Q: You collects arts and crafts and antiques from various communities and tribes through out Southeast Asia. Has the violence cut off southern Thailand from much of the activities in the commercial areas as well as exchange of ideas and knowledge?

A: This for me is one of the biggest losses as a historian. Patani's place in the Malay-speaking Archipelago is very significant, of course. Patani was the centre of artistic and literary production; it was the center of academic production and intellectual knowledge production. All of these are lost and completely forgotten now. The fact that it is seen as a hostile, conflict ridden zone means that, in terms of its contribution to the wider arts and intellectual life in the Malay-speaking world, it has been severely diminished. Patani has not featured in any significant Malay arts and letters over the last 30 years, not in Asean and not in Europe. And that's simply. Artistic productions are dependent on political stability. This is true in human history and society. You need that safe zone so people can draw and paint and share their ideas freely and openly. And because southern Thailand is in conflict, its presence in the Malay's arts and culture world is simply not there. In conferences and exhibition and workshop around the world where we talk about Malay arts and letters, Patani is not represented. This is a pity for the Malays of southern Thailand because they have lost historical bridge and connection to the rest of the Malay world. It is also a lost for Thailand. It is important for Thailand to be part of this virtual Malay-speaking world  map as it would allow thailand to occupy several places and cultural spaces at the same time. It could be in the global Buddhist diaspora; it could be in the global Asian diaspora and it could be in the Malay-speaking diaspora and it should occupy all of these spaces and places because it enriches Thailand, its image and identity as a complex nation like all the nations in Southeast Asia. This conflict has cost the Malays of Southern Thailand but cost Thailand as a whole.

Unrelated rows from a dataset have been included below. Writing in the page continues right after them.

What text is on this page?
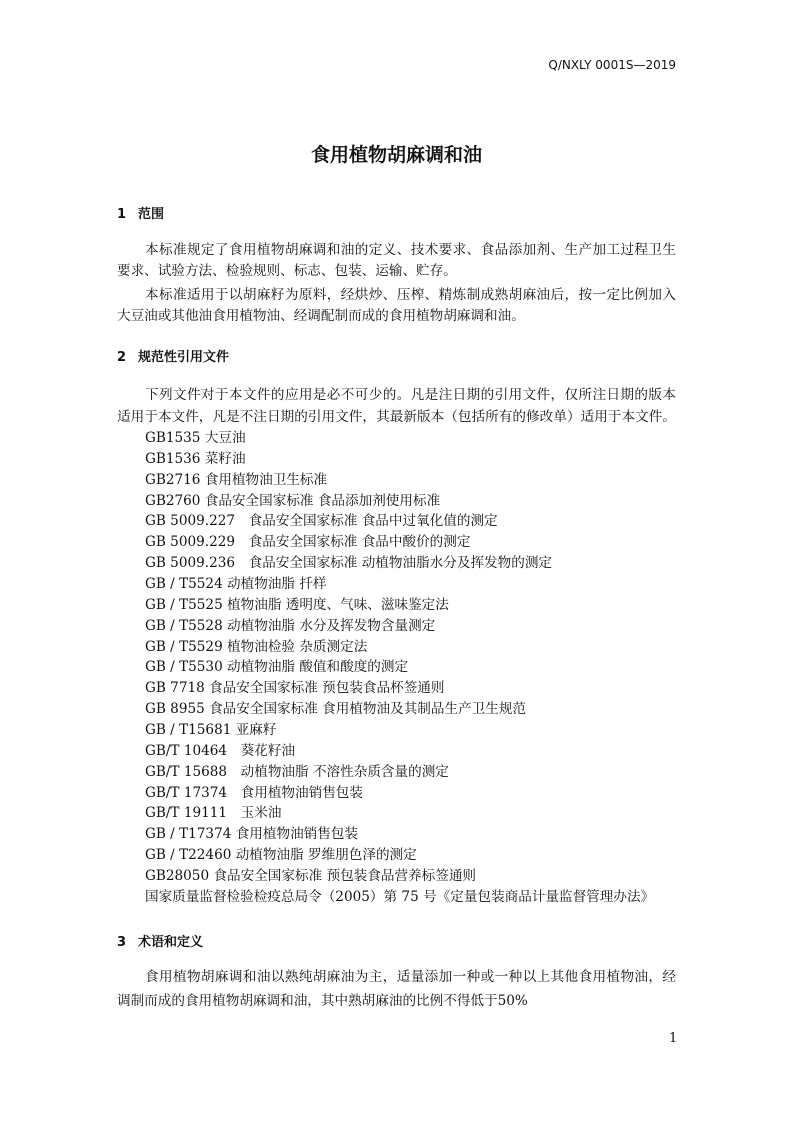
Q/NXLY 0001S—2019
食用植物胡麻调和油
1 范围
本标准规定了食用植物胡麻调和油的定义、技术要求、食品添加剂、生产加工过程卫生
要求、试验方法、检验规则、标志、包装、运输、贮存。
本标准适用于以胡麻籽为原料，经烘炒、压榨、精炼制成熟胡麻油后，按一定比例加入
大豆油或其他油食用植物油、经调配制而成的食用植物胡麻调和油。
2 规范性引用文件
下列文件对于本文件的应用是必不可少的。凡是注日期的引用文件，仅所注日期的版本
适用于本文件，凡是不注日期的引用文件，其最新版本（包括所有的修改单）适用于本文件。
GB1535 大豆油
GB1536 菜籽油
GB2716 食用植物油卫生标准
GB2760 食品安全国家标准 食品添加剂使用标准
GB 5009.227　食品安全国家标准 食品中过氧化值的测定
GB 5009.229　食品安全国家标准 食品中酸价的测定
GB 5009.236　食品安全国家标准 动植物油脂水分及挥发物的测定
GB / T5524 动植物油脂 扦样
GB / T5525 植物油脂 透明度、气味、滋味鉴定法
GB / T5528 动植物油脂 水分及挥发物含量测定
GB / T5529 植物油检验 杂质测定法
GB / T5530 动植物油脂 酸值和酸度的测定
GB 7718 食品安全国家标准 预包装食品杯签通则
GB 8955 食品安全国家标准 食用植物油及其制品生产卫生规范
GB / T15681 亚麻籽
GB/T 10464　葵花籽油
GB/T 15688　动植物油脂 不溶性杂质含量的测定
GB/T 17374　食用植物油销售包装
GB/T 19111　玉米油
GB / T17374 食用植物油销售包装
GB / T22460 动植物油脂 罗维朋色泽的测定
GB28050 食品安全国家标准 预包装食品营养标签通则
国家质量监督检验检疫总局令（2005）第 75 号《定量包装商品计量监督管理办法》
3 术语和定义
食用植物胡麻调和油以熟纯胡麻油为主，适量添加一种或一种以上其他食用植物油，经
调制而成的食用植物胡麻调和油，其中熟胡麻油的比例不得低于50%
1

Q: You did a book (Spirit of Wood: The Art of Malay Wood carving). How did Patani's kerises featured in your book?

A: When we talk about the kris as a cultural artificats, the Peninsula Malaysia was historically a producer of krises. But the only part of this Peninsula that produces local krises, as opposed to importing kris and daggers from Sumatra, Java and Sulawesi, was Patani, Kelantan and Terrenganu.   They produced local krises distinctive krises that is not found anywhere else on the planet. The Patani keris is what we called “Keris Malayu” or “Keris Tanjung”. It is specific type that is unique to the world of krises. Sadly, you know, because fo the conflict, it is next to impossible for collectors to go in search for these important artifacts. it is also next impossible for Patani Malays to promote these aspects of their culture and heritage, which is also linked them to maritime Southeast Asia. Again, it's a lost for the Malay Muslims of southern Thailand and a loss for Thailand. Presently, this is Thailand's cultural bridge to as far as Indonesia. The kris, being a universal signifier, from Cambodia to Bali, Sulawesi, Java and Sumatra, is an important historical anchor that anchored Thailand in Southeast Asia and it enhances the images of Thailand as a plural society. But because of the conflict, thailand has dropped off the map. For example, in Indonesia, kris collecting is a national pastime among collectors of Indonesian arts. Sadly, Thailand is not represented. Most Javanese would never have seen Patani kerises in their life. And this is also a sad lost for Thailand because this is Thailand's bridge to Indonesia.